ORANGEBURG, N.Y. - Javelins were thrown and hurdles were jumped over as the Buddyball track and field season came to a close. 

OMM Buddyball track and field on June 12.

Photo Credit: Zachary Croce

Buddyball Sports, part of Orangetown Mighty Midgets Soccer, began 15 years ago in the fall of 2001 when soccer was offered after Kerry Beckmann, Ellen Huber, and Kevin Powers noticed a number of children on the sidelines at games who couldn’t participate. 

The solution was Buddyball, a program that allows children with developmental disabilities a chance to be part of a team, play sports, and socialize with other children. The children who participate get a t-shirt and are paired off with a “buddy,” who were originally OMM soccer players but are now teenage volunteers from the area.

Over the years the program has swelled and now offers three sports-soccer, basketball, and track and field-and draws teenage volunteers and participants from the Rockland County area and New Jersey. Between all three sports there are 250 participants and even more buddies that volunteer.

“You feel like you’re part of a team. You feel like you’re a regular kid,” Beckmann said. The program wrapped up it's season on June 12 with the awarding of medals at the Tappan Zee High School track.

The track and field events on Sunday included hurdles, the javelin, shot put, long jump, and a relay race. Powers even joined in the hurdles event with some of the children, clad in his Spiderman t-shirt with a cape attached.

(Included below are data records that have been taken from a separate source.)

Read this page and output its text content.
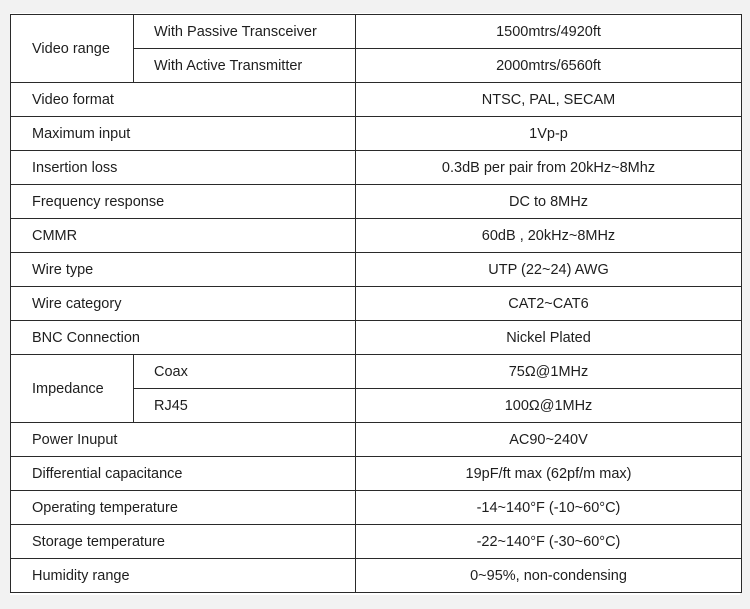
Video range	With Passive Transceiver	1500mtrs/4920ft
	With Active Transmitter	2000mtrs/6560ft
Video format		NTSC, PAL, SECAM
Maximum input		1Vp-p
Insertion loss		0.3dB per pair from 20kHz~8Mhz
Frequency response		DC to 8MHz
CMMR		60dB , 20kHz~8MHz
Wire type		UTP (22~24) AWG
Wire category		CAT2~CAT6
BNC Connection		Nickel Plated
Impedance	Coax	75Ω@1MHz
	RJ45	100Ω@1MHz
Power Inuput		AC90~240V
Differential capacitance		19pF/ft max (62pf/m max)
Operating temperature		-14~140°F (-10~60°C)
Storage temperature		-22~140°F (-30~60°C)
Humidity range		0~95%, non-condensing
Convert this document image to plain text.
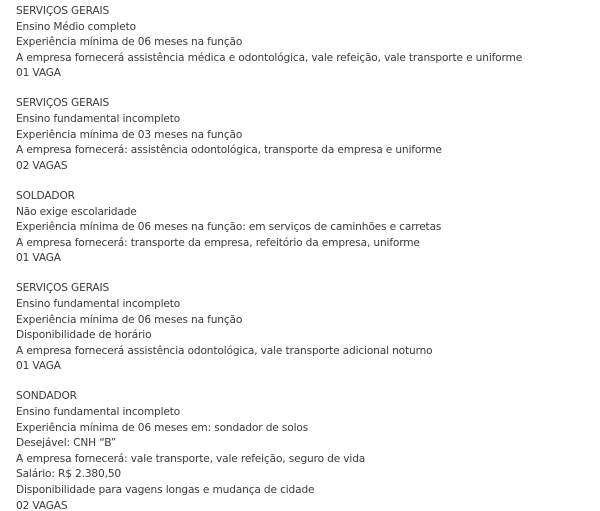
SERVIÇOS GERAIS
Ensino Médio completo
Experiência mínima de 06 meses na função
A empresa fornecerá assistência médica e odontológica, vale refeição, vale transporte e uniforme
01 VAGA
SERVIÇOS GERAIS
Ensino fundamental incompleto
Experiência mínima de 03 meses na função
A empresa fornecerá: assistência odontológica, transporte da empresa e uniforme
02 VAGAS
SOLDADOR
Não exige escolaridade
Experiência mínima de 06 meses na função: em serviços de caminhões e carretas
A empresa fornecerá: transporte da empresa, refeitório da empresa, uniforme
01 VAGA
SERVIÇOS GERAIS
Ensino fundamental incompleto
Experiência mínima de 06 meses na função
Disponibilidade de horário
A empresa fornecerá assistência odontológica, vale transporte adicional noturno
01 VAGA
SONDADOR
Ensino fundamental incompleto
Experiência mínima de 06 meses em: sondador de solos
Desejável: CNH “B”
A empresa fornecerá: vale transporte, vale refeição, seguro de vida
Salário: R$ 2.380,50
Disponibilidade para vagens longas e mudança de cidade
02 VAGAS
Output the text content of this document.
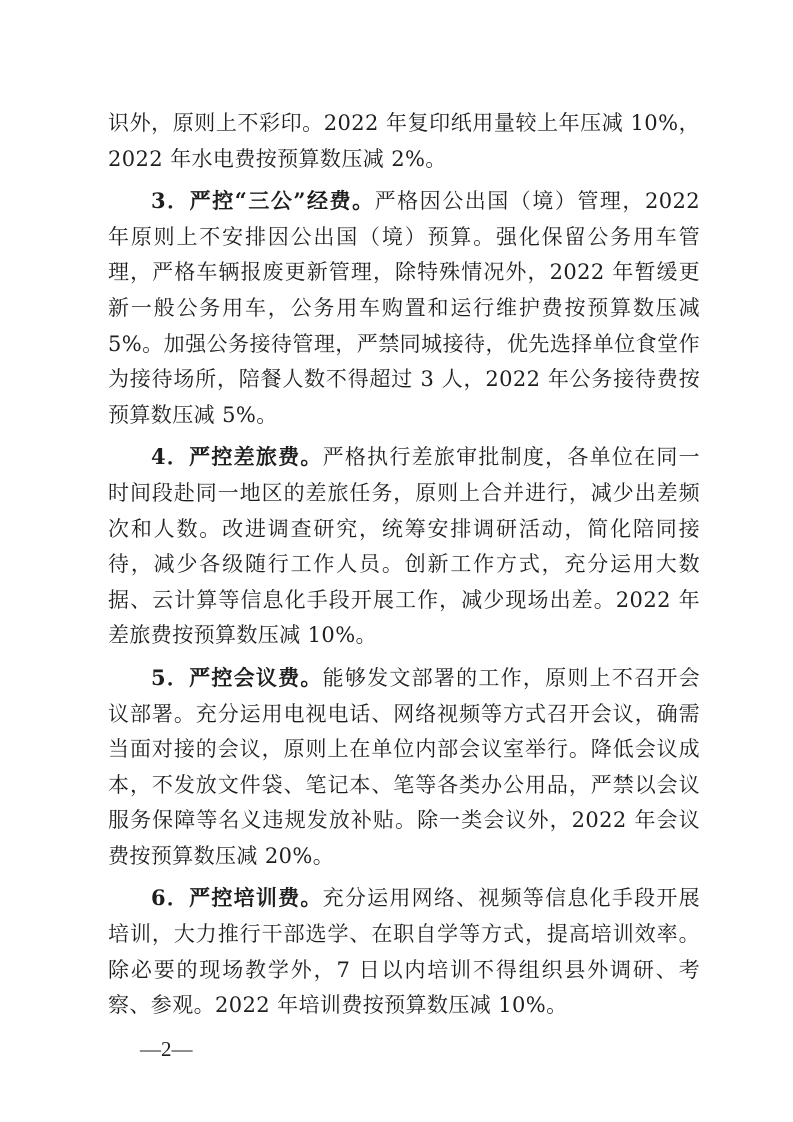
识外，原则上不彩印。2022 年复印纸用量较上年压减 10%，2022 年水电费按预算数压减 2%。

3．严控“三公”经费。严格因公出国（境）管理，2022 年原则上不安排因公出国（境）预算。强化保留公务用车管理，严格车辆报废更新管理，除特殊情况外，2022 年暂缓更新一般公务用车，公务用车购置和运行维护费按预算数压减 5%。加强公务接待管理，严禁同城接待，优先选择单位食堂作为接待场所，陪餐人数不得超过 3 人，2022 年公务接待费按预算数压减 5%。

4．严控差旅费。严格执行差旅审批制度，各单位在同一时间段赴同一地区的差旅任务，原则上合并进行，减少出差频次和人数。改进调查研究，统筹安排调研活动，简化陪同接待，减少各级随行工作人员。创新工作方式，充分运用大数据、云计算等信息化手段开展工作，减少现场出差。2022 年差旅费按预算数压减 10%。

5．严控会议费。能够发文部署的工作，原则上不召开会议部署。充分运用电视电话、网络视频等方式召开会议，确需当面对接的会议，原则上在单位内部会议室举行。降低会议成本，不发放文件袋、笔记本、笔等各类办公用品，严禁以会议服务保障等名义违规发放补贴。除一类会议外，2022 年会议费按预算数压减 20%。

6．严控培训费。充分运用网络、视频等信息化手段开展培训，大力推行干部选学、在职自学等方式，提高培训效率。除必要的现场教学外，7 日以内培训不得组织县外调研、考察、参观。2022 年培训费按预算数压减 10%。

—2—
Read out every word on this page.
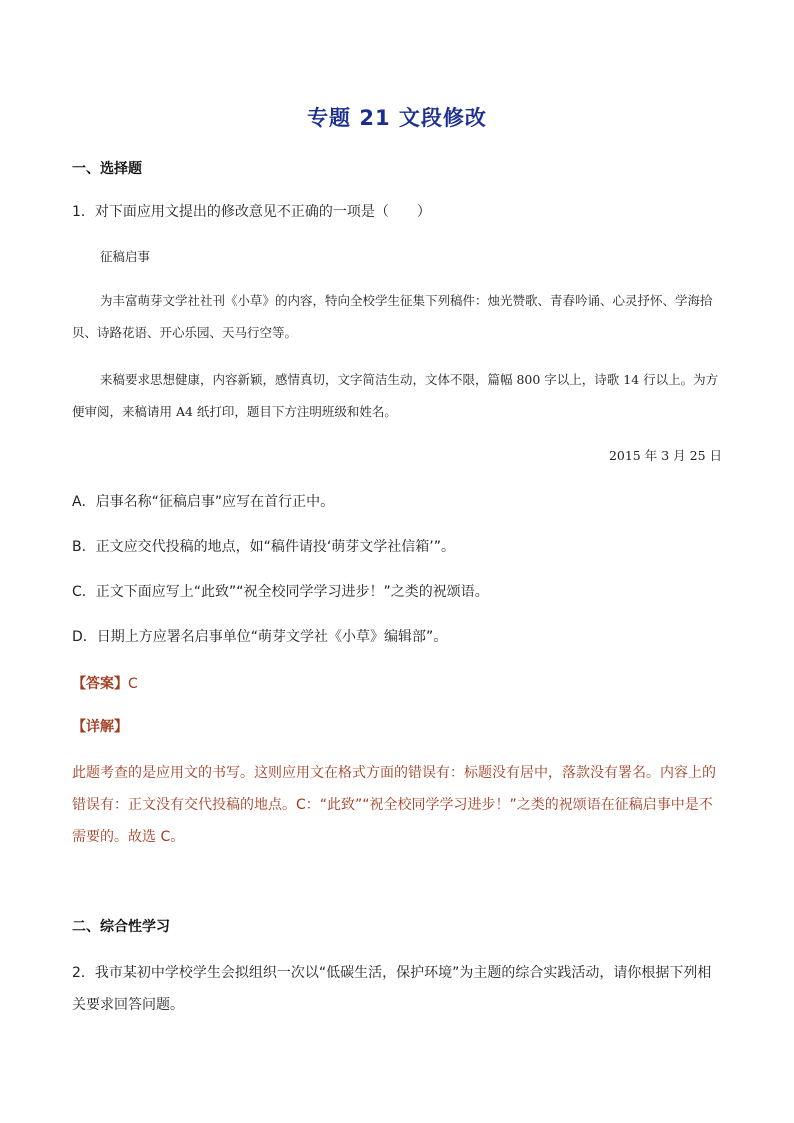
专题 21 文段修改
一、选择题
1．对下面应用文提出的修改意见不正确的一项是（　　）
征稿启事
为丰富萌芽文学社社刊《小草》的内容，特向全校学生征集下列稿件：烛光赞歌、青春吟诵、心灵抒怀、学海拾贝、诗路花语、开心乐园、天马行空等。
来稿要求思想健康，内容新颖，感情真切，文字简洁生动，文体不限，篇幅 800 字以上，诗歌 14 行以上。为方便审阅，来稿请用 A4 纸打印，题目下方注明班级和姓名。
2015 年 3 月 25 日
A．启事名称“征稿启事”应写在首行正中。
B．正文应交代投稿的地点，如“稿件请投‘萌芽文学社信箱’”。
C．正文下面应写上“此致”“祝全校同学学习进步！”之类的祝颂语。
D．日期上方应署名启事单位“萌芽文学社《小草》编辑部”。
【答案】C
【详解】
此题考查的是应用文的书写。这则应用文在格式方面的错误有：标题没有居中，落款没有署名。内容上的错误有：正文没有交代投稿的地点。C：“此致”“祝全校同学学习进步！”之类的祝颂语在征稿启事中是不需要的。故选 C。
二、综合性学习
2．我市某初中学校学生会拟组织一次以“低碳生活，保护环境”为主题的综合实践活动，请你根据下列相关要求回答问题。
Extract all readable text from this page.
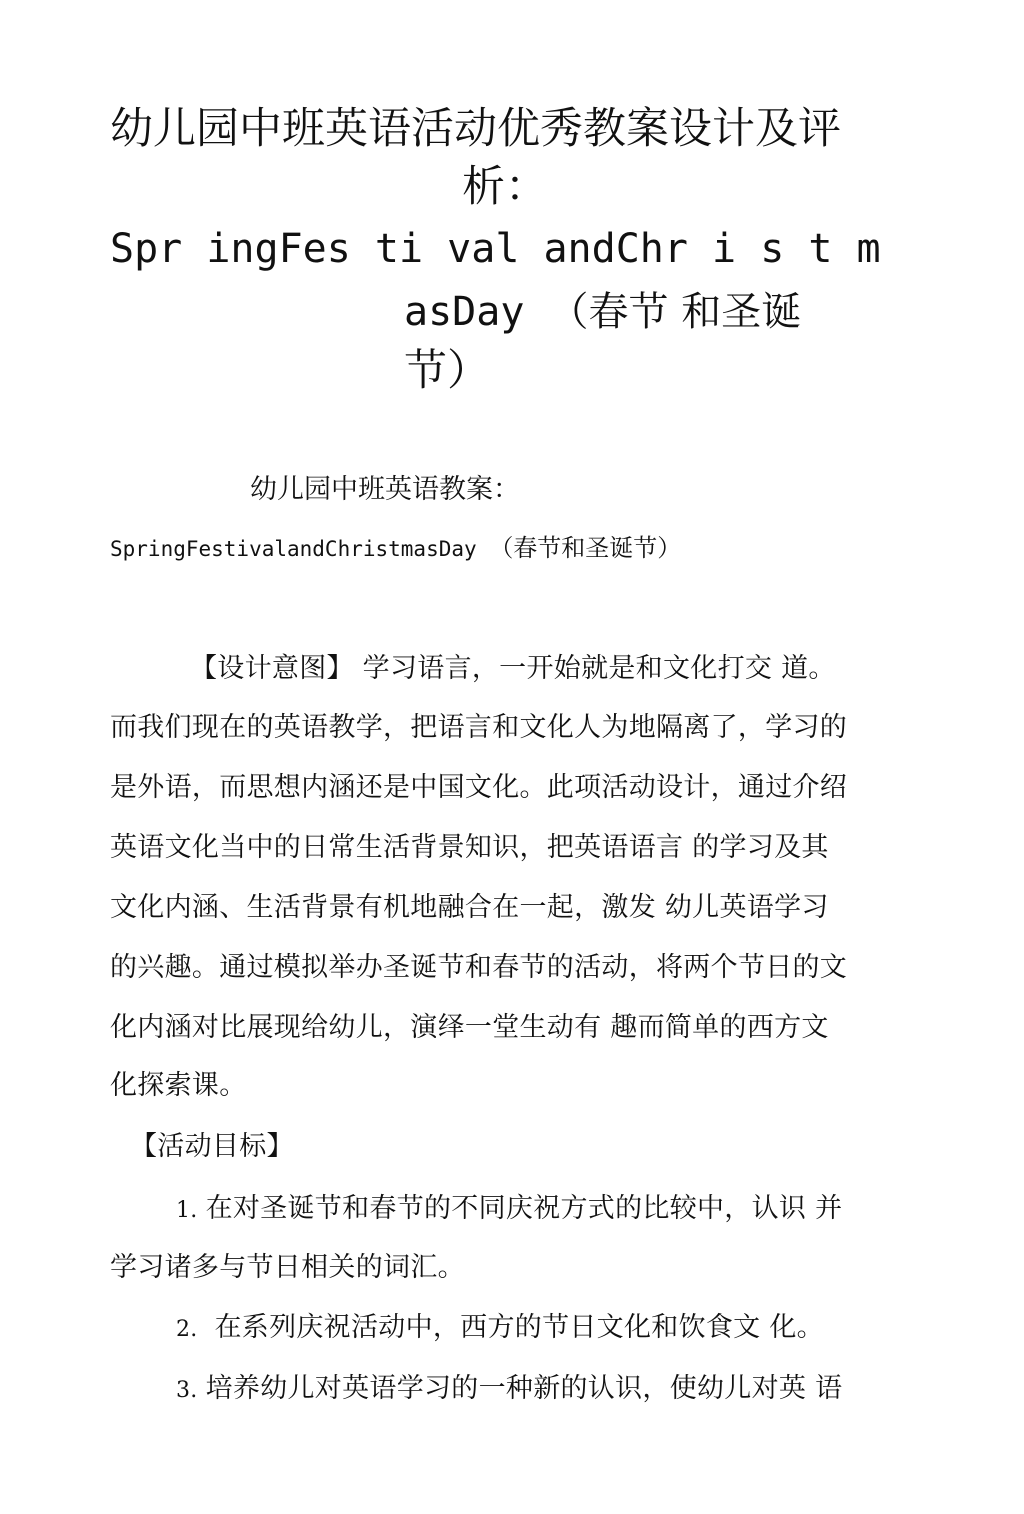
幼儿园中班英语活动优秀教案设计及评
析：
Spr ingFes ti val andChr i s t m
asDay （春节 和圣诞
节）
幼儿园中班英语教案：
SpringFestivalandChristmasDay （春节和圣诞节）
【设计意图】 学习语言，一开始就是和文化打交 道。
而我们现在的英语教学，把语言和文化人为地隔离了，学习的
是外语，而思想内涵还是中国文化。此项活动设计，通过介绍
英语文化当中的日常生活背景知识，把英语语言 的学习及其
文化内涵、生活背景有机地融合在一起，激发 幼儿英语学习
的兴趣。通过模拟举办圣诞节和春节的活动，将两个节日的文
化内涵对比展现给幼儿，演绎一堂生动有 趣而简单的西方文
化探索课。
【活动目标】
1. 在对圣诞节和春节的不同庆祝方式的比较中，认识 并
学习诸多与节日相关的词汇。
2. 在系列庆祝活动中，西方的节日文化和饮食文 化。
3. 培养幼儿对英语学习的一种新的认识，使幼儿对英 语
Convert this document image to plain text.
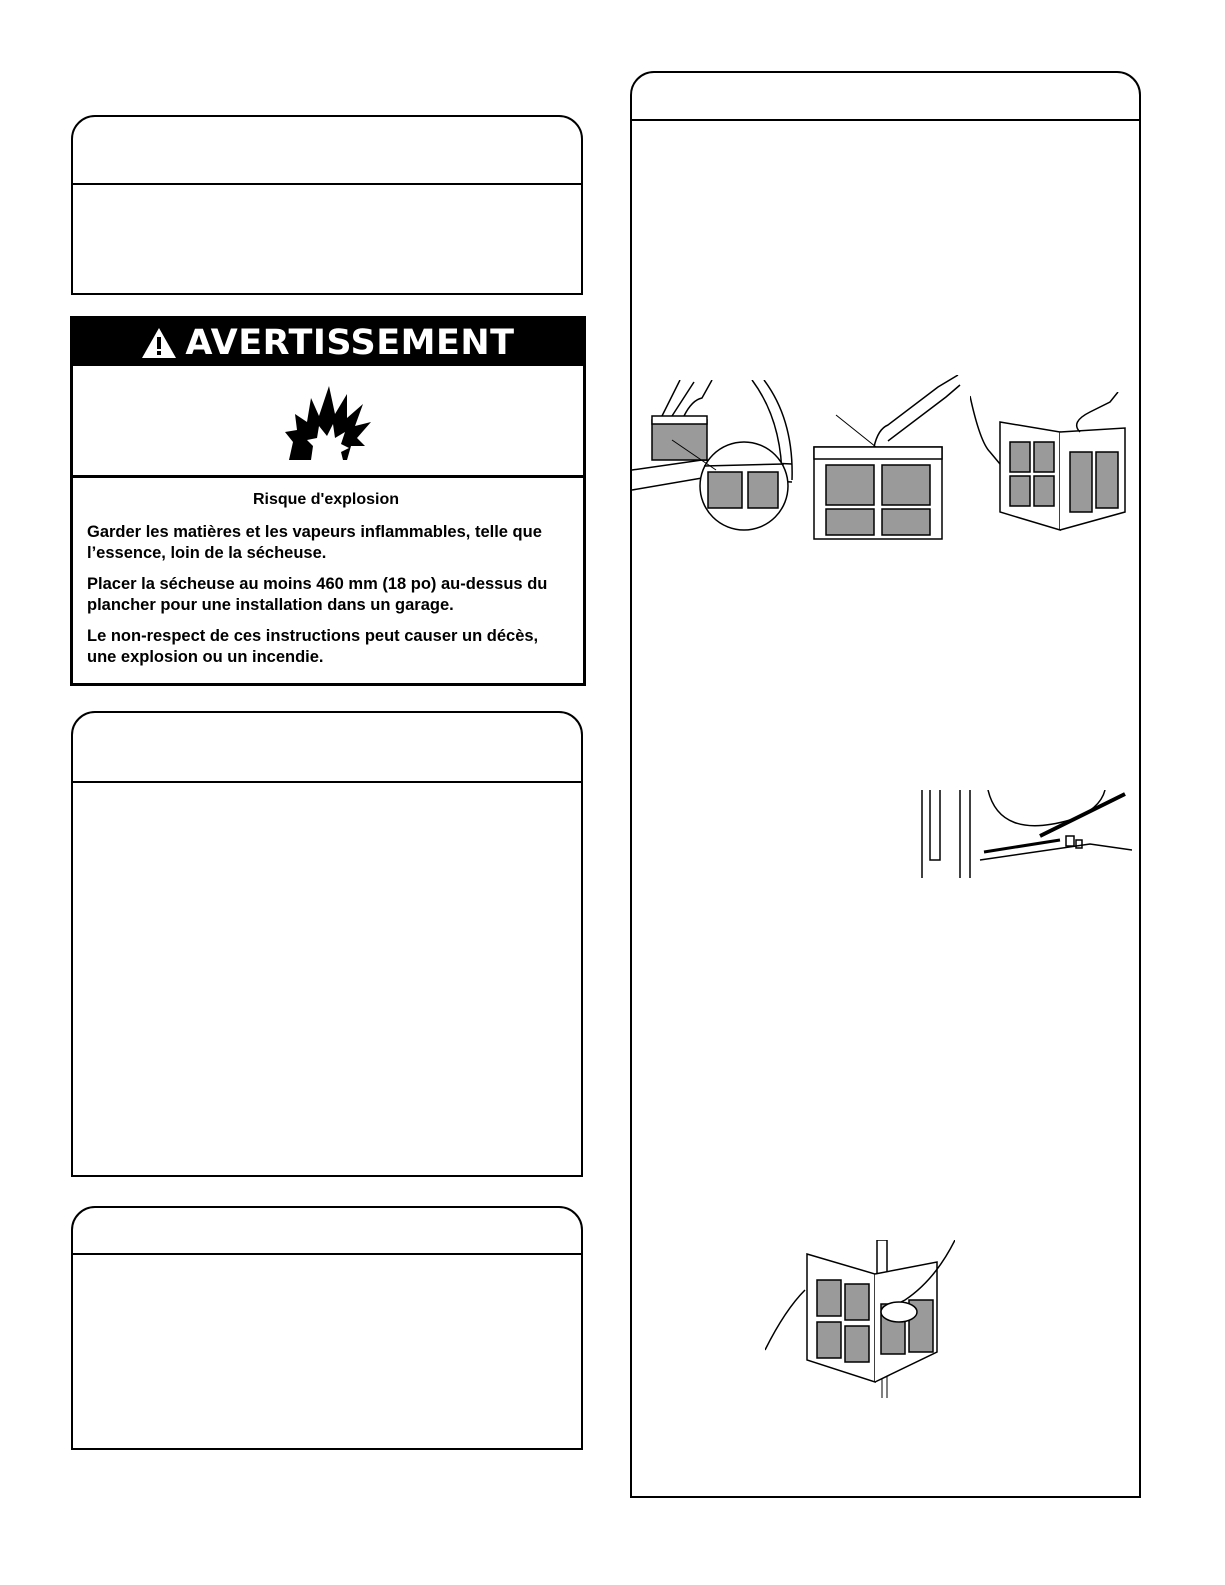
AVERTISSEMENT
Risque d'explosion

Garder les matières et les vapeurs inflammables, telle que l’essence, loin de la sécheuse.

Placer la sécheuse au moins 460 mm (18 po) au-dessus du plancher pour une installation dans un garage.

Le non-respect de ces instructions peut causer un décès, une explosion ou un incendie.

“They love superheroes,” Powers said of his attire.

While the event is great fun for the kids, it’s also an opportunity for the parents to talk with each other and learn about resources available for their children.

Cheryl Rizzuti recalled signing her son Anthony up for the program at least seven years ago. Anthony, who is 15 years old now, has Autism and wakes up excited to come to Buddyball each Sunday.

“He’s become so much more social because of it,” Rizzuti said. And the connections made at Buddyball extend beyond Sundays. Recently, a bunch of the children and parents got together for a pool party outside, Rizzuti said.

“This is my happiest day of the week,” John Smith said. Smith was just an onlooker Sunday as his son, also named John, helped as a buddy with the shot put event. John is 28 and has Agensis of the corpus collasum (ACC).

John originally took part in the program, and once he grew too old to participate, decided to be a buddy. His father oversees the basketball program in the winter at Albertus Magnus High School, where members of the boys and girls varsity basketball teams volunteer, something that is really special for the children.

But it’s equally significant for the buddies, who Powers has noticed, are inclusive of these children outside of the program in places like the school cafeteria.

“The benefit to the Rockland County area-and New Jersey-is [buddies] start to see these kids as kids,” Powers said.